There are millions of people who currently qualify for existing forms of government-subsidized medical insurance but refuse to sign up. Regardless of their reasons - immigration status concerns; complexity of the system; fear of the government; or making "too much money" - they still need medical services. Should they get care or not? When they do, who pays? How will "universal health care" solve this?

"Universal Health Care" is code for everyone being covered by health insurance. This has nothing to do with our being healthy or having our health restored when sick. People with insurance still put unhealthy things in their bodies, refuse to exercise, and many who do, ride bicycles without helmets.

"Universal Health Care" is promoted as the Answer to all problems: rising costs; errors and adverse outcomes; shrinking access; and personnel shortages. Someone please show me how insurance-for-all will magically fix these.

Do you really think that "Universal Health Care" will suddenly make people in healthcare more caring? Hogwash. They already care a great deal but have to work within a system that puts a low premium on caring, a system that actually discourages spending time with the patient. The behavior that is rewarded is efficiency: caring for the most number of patients and therefore spending the least time with any one patient.

If all the doctors and nurses finally said "enough" and quit; if hospitals had to close their doors due to giving away their services for free (mandated but unfunded care) then all the medical insurance in the world will not provide us health care.

The Cost
Experts all agree that the expense of health insurance for everyone will be huge. The only argument is the actual number: how many hundreds of billions of dollars - money we do not have.

Taiwan has a single-payer, government-run health fund, which everyone is required to join and which offers extensive benefits. There are no gatekeepers and everyone has a smart card with all their medical information. Great, except that the government has had to borrow from banks to cover its day-to-day costs. In Japan, with a system similar to Taiwan's, the financial crunch has landed on the providers rather than the government. Many hospitals and doctors are simply quitting because they cannot make payroll.

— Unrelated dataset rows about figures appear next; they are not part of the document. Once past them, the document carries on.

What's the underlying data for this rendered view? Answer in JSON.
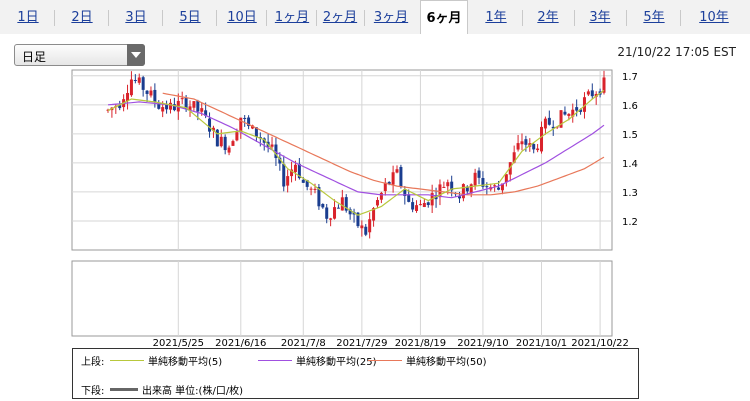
{
  "tabs": [
    {
      "label": "1日",
      "active": false
    },
    {
      "label": "2日",
      "active": false
    },
    {
      "label": "3日",
      "active": false
    },
    {
      "label": "5日",
      "active": false
    },
    {
      "label": "10日",
      "active": false
    },
    {
      "label": "1ヶ月",
      "active": false
    },
    {
      "label": "2ヶ月",
      "active": false
    },
    {
      "label": "3ヶ月",
      "active": false
    },
    {
      "label": "6ヶ月",
      "active": true
    },
    {
      "label": "1年",
      "active": false
    },
    {
      "label": "2年",
      "active": false
    },
    {
      "label": "3年",
      "active": false
    },
    {
      "label": "5年",
      "active": false
    },
    {
      "label": "10年",
      "active": false
    }
  ],
  "period_select": {
    "value": "日足"
  },
  "timestamp": "21/10/22 17:05 EST",
  "colors": {
    "up": "#d9232b",
    "down": "#1a3d8f",
    "ma5": "#b8c83c",
    "ma25": "#a050e0",
    "ma50": "#e8785a",
    "volume": "#666666"
  },
  "chart_data": {
    "type": "line",
    "ylim": [
      1.1,
      1.72
    ],
    "yticks": [
      "1.7",
      "1.6",
      "1.5",
      "1.4",
      "1.3",
      "1.2"
    ],
    "ytick_values": [
      1.7,
      1.6,
      1.5,
      1.4,
      1.3,
      1.2
    ],
    "xticks": [
      "2021/5/25",
      "2021/6/16",
      "2021/7/8",
      "2021/7/29",
      "2021/8/19",
      "2021/9/10",
      "2021/10/1",
      "2021/10/22"
    ],
    "xtick_index": [
      18,
      34,
      50,
      65,
      80,
      96,
      111,
      126
    ],
    "price_path": [
      [
        0,
        1.58
      ],
      [
        3,
        1.61
      ],
      [
        6,
        1.69
      ],
      [
        9,
        1.66
      ],
      [
        13,
        1.6
      ],
      [
        16,
        1.59
      ],
      [
        20,
        1.61
      ],
      [
        24,
        1.57
      ],
      [
        28,
        1.48
      ],
      [
        31,
        1.46
      ],
      [
        34,
        1.56
      ],
      [
        36,
        1.52
      ],
      [
        39,
        1.49
      ],
      [
        42,
        1.44
      ],
      [
        45,
        1.34
      ],
      [
        48,
        1.4
      ],
      [
        50,
        1.33
      ],
      [
        53,
        1.29
      ],
      [
        56,
        1.22
      ],
      [
        60,
        1.27
      ],
      [
        63,
        1.2
      ],
      [
        66,
        1.16
      ],
      [
        68,
        1.24
      ],
      [
        71,
        1.32
      ],
      [
        74,
        1.36
      ],
      [
        77,
        1.26
      ],
      [
        80,
        1.25
      ],
      [
        84,
        1.3
      ],
      [
        87,
        1.34
      ],
      [
        90,
        1.29
      ],
      [
        94,
        1.35
      ],
      [
        97,
        1.32
      ],
      [
        100,
        1.31
      ],
      [
        103,
        1.4
      ],
      [
        106,
        1.48
      ],
      [
        109,
        1.44
      ],
      [
        112,
        1.53
      ],
      [
        115,
        1.55
      ],
      [
        118,
        1.57
      ],
      [
        121,
        1.6
      ],
      [
        124,
        1.64
      ],
      [
        127,
        1.67
      ]
    ],
    "ma5_path": [
      [
        0,
        1.58
      ],
      [
        6,
        1.62
      ],
      [
        12,
        1.61
      ],
      [
        20,
        1.59
      ],
      [
        28,
        1.5
      ],
      [
        34,
        1.51
      ],
      [
        40,
        1.48
      ],
      [
        46,
        1.38
      ],
      [
        52,
        1.33
      ],
      [
        58,
        1.27
      ],
      [
        64,
        1.22
      ],
      [
        70,
        1.25
      ],
      [
        76,
        1.31
      ],
      [
        82,
        1.27
      ],
      [
        88,
        1.31
      ],
      [
        94,
        1.32
      ],
      [
        100,
        1.33
      ],
      [
        106,
        1.44
      ],
      [
        112,
        1.5
      ],
      [
        118,
        1.55
      ],
      [
        124,
        1.62
      ],
      [
        127,
        1.65
      ]
    ],
    "ma25_path": [
      [
        0,
        1.6
      ],
      [
        8,
        1.61
      ],
      [
        16,
        1.6
      ],
      [
        24,
        1.57
      ],
      [
        32,
        1.52
      ],
      [
        40,
        1.46
      ],
      [
        48,
        1.4
      ],
      [
        56,
        1.35
      ],
      [
        64,
        1.3
      ],
      [
        70,
        1.29
      ],
      [
        76,
        1.29
      ],
      [
        82,
        1.29
      ],
      [
        88,
        1.28
      ],
      [
        94,
        1.3
      ],
      [
        100,
        1.32
      ],
      [
        106,
        1.36
      ],
      [
        112,
        1.4
      ],
      [
        118,
        1.45
      ],
      [
        124,
        1.5
      ],
      [
        127,
        1.53
      ]
    ],
    "ma50_path": [
      [
        14,
        1.64
      ],
      [
        22,
        1.62
      ],
      [
        30,
        1.57
      ],
      [
        38,
        1.52
      ],
      [
        46,
        1.47
      ],
      [
        54,
        1.42
      ],
      [
        62,
        1.37
      ],
      [
        68,
        1.34
      ],
      [
        74,
        1.32
      ],
      [
        80,
        1.31
      ],
      [
        86,
        1.3
      ],
      [
        92,
        1.29
      ],
      [
        98,
        1.29
      ],
      [
        104,
        1.3
      ],
      [
        110,
        1.32
      ],
      [
        116,
        1.35
      ],
      [
        122,
        1.38
      ],
      [
        127,
        1.42
      ]
    ],
    "n_candles": 128
  },
  "legend": {
    "upper_label": "上段:",
    "ma5_label": "単純移動平均(5)",
    "ma25_label": "単純移動平均(25)",
    "ma50_label": "単純移動平均(50)",
    "lower_label": "下段:",
    "volume_label": "出来高 単位:(株/口/枚)"
  }
}
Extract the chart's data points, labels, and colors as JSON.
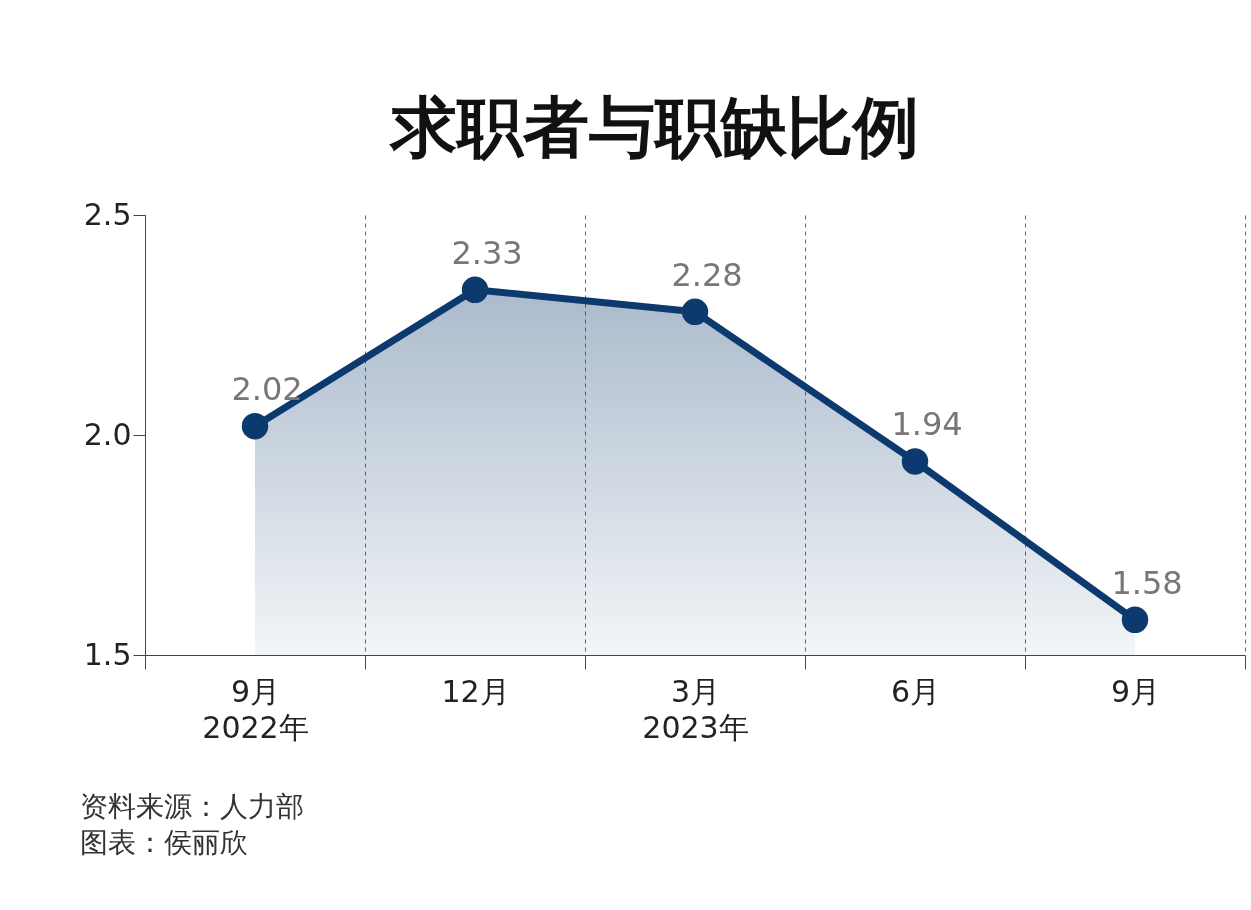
{
  "chart_data": {
    "type": "area",
    "title": "求职者与职缺比例",
    "categories": [
      "9月\n2022年",
      "12月",
      "3月\n2023年",
      "6月",
      "9月"
    ],
    "series": [
      {
        "color": "#0d3a6e",
        "values": [
          2.02,
          2.33,
          2.28,
          1.94,
          1.58
        ]
      }
    ],
    "ylim": [
      1.5,
      2.5
    ],
    "yticks": [
      1.5,
      {
        "value": 2.0,
        "label": "2.0"
      },
      2.5
    ],
    "grid": "x",
    "marker": "circle",
    "data_labels": true,
    "annotations": [
      "资料来源：人力部",
      "图表：侯丽欣"
    ]
  }
}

No amount of money will cure healthcare because lack of money is not the reason for its problems. Again, we are treating a sign of dysfunction, not a cause. The only healthcare funding schemes that will work in our capitalist society must allow supply to balance demand. Right now, there is no balance because the consumer (patient), payer (a third party) and cost-driver (doctor) are three different people all playing by different rules. Only when the consumer is the payer, will there be a reason to economize. Only when the cost-driver and consumer are seeking the same outcomes, will we start to receive value for our health care dollars.

What We Want and Need
Early in his career, actor Jim Carrey wrote himself a check for $15 million. He believed that if he could write it, someday the check would become real, and eventually, it did. If we clearly state what we want from healthcare, it can happen.

We want to be healthy and to have whatever health care is necessary to stay that way. We do not want to go broke paying for it or be taxed to death. No modification - universal health care; HIPAA; Patients' Bill of Rights; caps on malpractice awards; UMRA - can make the current system give us what we want. Therefore, we need a new system.

Our new, effective system will reward us for staying healthy. The healthier we are as a people, the more productive and successful we are as a nation. Our new system will simultaneously prevent errors and take risks. Without risk, there is no learning and without learning, we will never have better medical outcomes than we have right now. Our new system will recognize who is responsible for our health and for our health care: we are. Such a system will promote what we want - universal health.